On 4/17/2013 4:40 PM, Terry Jan Reedy wrote:
> On 4/17/2013 6:47 AM, Olivier Berger wrote:
>> I've filed a wishlist at : http://bugs.python.org/issue17760 about the
>> potential need for translated UI elements in IDLE. In our case, french
>> would be an example language.
>> It was suggested to me to forward the request to this list.
> That was my suggestiion. Thank you for paying attention ;-).
>> I hope this is not a FAQ (although I'd be surprised to be the first to
>> raise this need), as I haven't checked the list archives.

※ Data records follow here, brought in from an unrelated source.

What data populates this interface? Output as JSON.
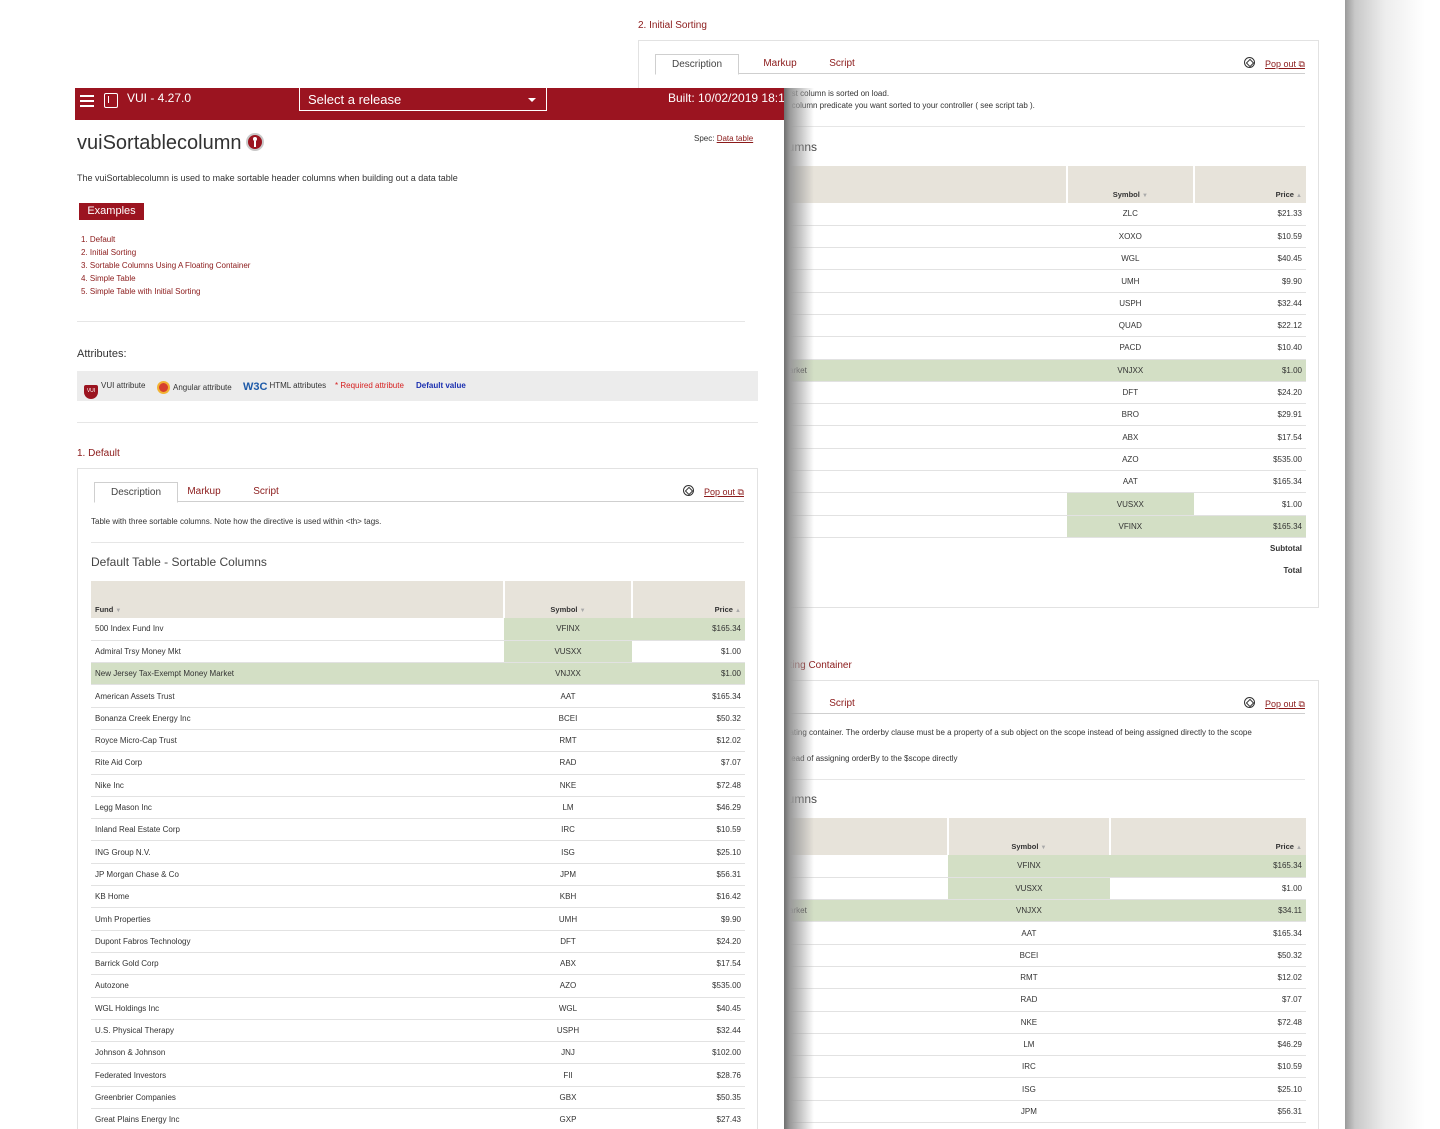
{
  "back_window": {
    "initial_sorting": {
      "heading": "2. Initial Sorting",
      "tabs": [
        "Description",
        "Markup",
        "Script"
      ],
      "popout": "Pop out",
      "desc_line1": "first column is sorted on load.",
      "desc_line2": "e column predicate you want sorted to your controller ( see script tab ).",
      "table_title": "lumns",
      "columns": {
        "symbol": "Symbol",
        "price": "Price"
      },
      "rows": [
        {
          "fund": "",
          "symbol": "ZLC",
          "price": "$21.33"
        },
        {
          "fund": "",
          "symbol": "XOXO",
          "price": "$10.59"
        },
        {
          "fund": "",
          "symbol": "WGL",
          "price": "$40.45"
        },
        {
          "fund": "",
          "symbol": "UMH",
          "price": "$9.90"
        },
        {
          "fund": "",
          "symbol": "USPH",
          "price": "$32.44"
        },
        {
          "fund": "",
          "symbol": "QUAD",
          "price": "$22.12"
        },
        {
          "fund": "",
          "symbol": "PACD",
          "price": "$10.40"
        },
        {
          "fund": "arket",
          "symbol": "VNJXX",
          "price": "$1.00"
        },
        {
          "fund": "",
          "symbol": "DFT",
          "price": "$24.20"
        },
        {
          "fund": "",
          "symbol": "BRO",
          "price": "$29.91"
        },
        {
          "fund": "",
          "symbol": "ABX",
          "price": "$17.54"
        },
        {
          "fund": "",
          "symbol": "AZO",
          "price": "$535.00"
        },
        {
          "fund": "",
          "symbol": "AAT",
          "price": "$165.34"
        },
        {
          "fund": "",
          "symbol": "VUSXX",
          "price": "$1.00"
        },
        {
          "fund": "",
          "symbol": "VFINX",
          "price": "$165.34"
        }
      ],
      "subtotal": "Subtotal",
      "total": "Total"
    },
    "floating": {
      "heading": "ating Container",
      "tab_script": "Script",
      "popout": "Pop out",
      "desc_line1": "oating container. The orderby clause must be a property of a sub object on the scope instead of being assigned directly to the scope",
      "desc_line2": "stead of assigning orderBy to the $scope directly",
      "table_title": "lumns",
      "columns": {
        "symbol": "Symbol",
        "price": "Price"
      },
      "rows": [
        {
          "fund": "",
          "symbol": "VFINX",
          "price": "$165.34"
        },
        {
          "fund": "",
          "symbol": "VUSXX",
          "price": "$1.00"
        },
        {
          "fund": "arket",
          "symbol": "VNJXX",
          "price": "$34.11"
        },
        {
          "fund": "",
          "symbol": "AAT",
          "price": "$165.34"
        },
        {
          "fund": "",
          "symbol": "BCEI",
          "price": "$50.32"
        },
        {
          "fund": "",
          "symbol": "RMT",
          "price": "$12.02"
        },
        {
          "fund": "",
          "symbol": "RAD",
          "price": "$7.07"
        },
        {
          "fund": "",
          "symbol": "NKE",
          "price": "$72.48"
        },
        {
          "fund": "",
          "symbol": "LM",
          "price": "$46.29"
        },
        {
          "fund": "",
          "symbol": "IRC",
          "price": "$10.59"
        },
        {
          "fund": "",
          "symbol": "ISG",
          "price": "$25.10"
        },
        {
          "fund": "",
          "symbol": "JPM",
          "price": "$56.31"
        }
      ]
    }
  },
  "front_window": {
    "topbar": {
      "version": "VUI - 4.27.0",
      "release_select": "Select a release",
      "built": "Built: 10/02/2019 18:11"
    },
    "page_title": "vuiSortablecolumn",
    "spec_label": "Spec:",
    "spec_link": "Data table",
    "intro": "The vuiSortablecolumn is used to make sortable header columns when building out a data table",
    "examples_button": "Examples",
    "examples": [
      "1. Default",
      "2. Initial Sorting",
      "3. Sortable Columns Using A Floating Container",
      "4. Simple Table",
      "5. Simple Table with Initial Sorting"
    ],
    "attributes_title": "Attributes:",
    "legend": {
      "vui": "VUI attribute",
      "angular": "Angular attribute",
      "html": "HTML attributes",
      "required": "* Required attribute",
      "default": "Default value"
    },
    "default_section": {
      "heading": "1. Default",
      "tabs": [
        "Description",
        "Markup",
        "Script"
      ],
      "popout": "Pop out",
      "description": "Table with three sortable columns. Note how the directive is used within <th> tags.",
      "table_title": "Default Table - Sortable Columns",
      "columns": {
        "fund": "Fund",
        "symbol": "Symbol",
        "price": "Price"
      },
      "rows": [
        {
          "fund": "500 Index Fund Inv",
          "symbol": "VFINX",
          "price": "$165.34"
        },
        {
          "fund": "Admiral Trsy Money Mkt",
          "symbol": "VUSXX",
          "price": "$1.00"
        },
        {
          "fund": "New Jersey Tax-Exempt Money Market",
          "symbol": "VNJXX",
          "price": "$1.00"
        },
        {
          "fund": "American Assets Trust",
          "symbol": "AAT",
          "price": "$165.34"
        },
        {
          "fund": "Bonanza Creek Energy Inc",
          "symbol": "BCEI",
          "price": "$50.32"
        },
        {
          "fund": "Royce Micro-Cap Trust",
          "symbol": "RMT",
          "price": "$12.02"
        },
        {
          "fund": "Rite Aid Corp",
          "symbol": "RAD",
          "price": "$7.07"
        },
        {
          "fund": "Nike Inc",
          "symbol": "NKE",
          "price": "$72.48"
        },
        {
          "fund": "Legg Mason Inc",
          "symbol": "LM",
          "price": "$46.29"
        },
        {
          "fund": "Inland Real Estate Corp",
          "symbol": "IRC",
          "price": "$10.59"
        },
        {
          "fund": "ING Group N.V.",
          "symbol": "ISG",
          "price": "$25.10"
        },
        {
          "fund": "JP Morgan Chase & Co",
          "symbol": "JPM",
          "price": "$56.31"
        },
        {
          "fund": "KB Home",
          "symbol": "KBH",
          "price": "$16.42"
        },
        {
          "fund": "Umh Properties",
          "symbol": "UMH",
          "price": "$9.90"
        },
        {
          "fund": "Dupont Fabros Technology",
          "symbol": "DFT",
          "price": "$24.20"
        },
        {
          "fund": "Barrick Gold Corp",
          "symbol": "ABX",
          "price": "$17.54"
        },
        {
          "fund": "Autozone",
          "symbol": "AZO",
          "price": "$535.00"
        },
        {
          "fund": "WGL Holdings Inc",
          "symbol": "WGL",
          "price": "$40.45"
        },
        {
          "fund": "U.S. Physical Therapy",
          "symbol": "USPH",
          "price": "$32.44"
        },
        {
          "fund": "Johnson & Johnson",
          "symbol": "JNJ",
          "price": "$102.00"
        },
        {
          "fund": "Federated Investors",
          "symbol": "FII",
          "price": "$28.76"
        },
        {
          "fund": "Greenbrier Companies",
          "symbol": "GBX",
          "price": "$50.35"
        },
        {
          "fund": "Great Plains Energy Inc",
          "symbol": "GXP",
          "price": "$27.43"
        }
      ]
    }
  },
  "colors": {
    "brand": "#9b1420",
    "link": "#8b1a1a",
    "header_bg": "#e7e3da",
    "highlight": "#d3dfc5",
    "legend_bg": "#ececec"
  }
}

> Internationalization has been an issue, and a controversial one, for at
> least a decade. Let's categorize things that could be translated to
> reach more people.
> For Python itself, there are the keywords (about 25), the builtin names
> (< 100), the stdlib module names (a few hundred), the names within
> stdlib modules (a few tens of thousands), docstrings, the tutorial, the
> other manuals, and let us not forget, the tracebacks, exception names,
> and exception messages.
> For the community, there are mailing lists, web pages, and books
> (already done as people have taken the initiative to do so).\
> For Idle, there is the UI and the belp page. The help page is currently
> a text file separate from the manual. There is an issue to synchronize
> the help file with the maunal chapter and then just use the manual
> chapter. Even when that is done, we could have a mechanism to grab
> translations of the manual chapter. I would be fine with that if there
> was a commitment from someone to do at least one translation.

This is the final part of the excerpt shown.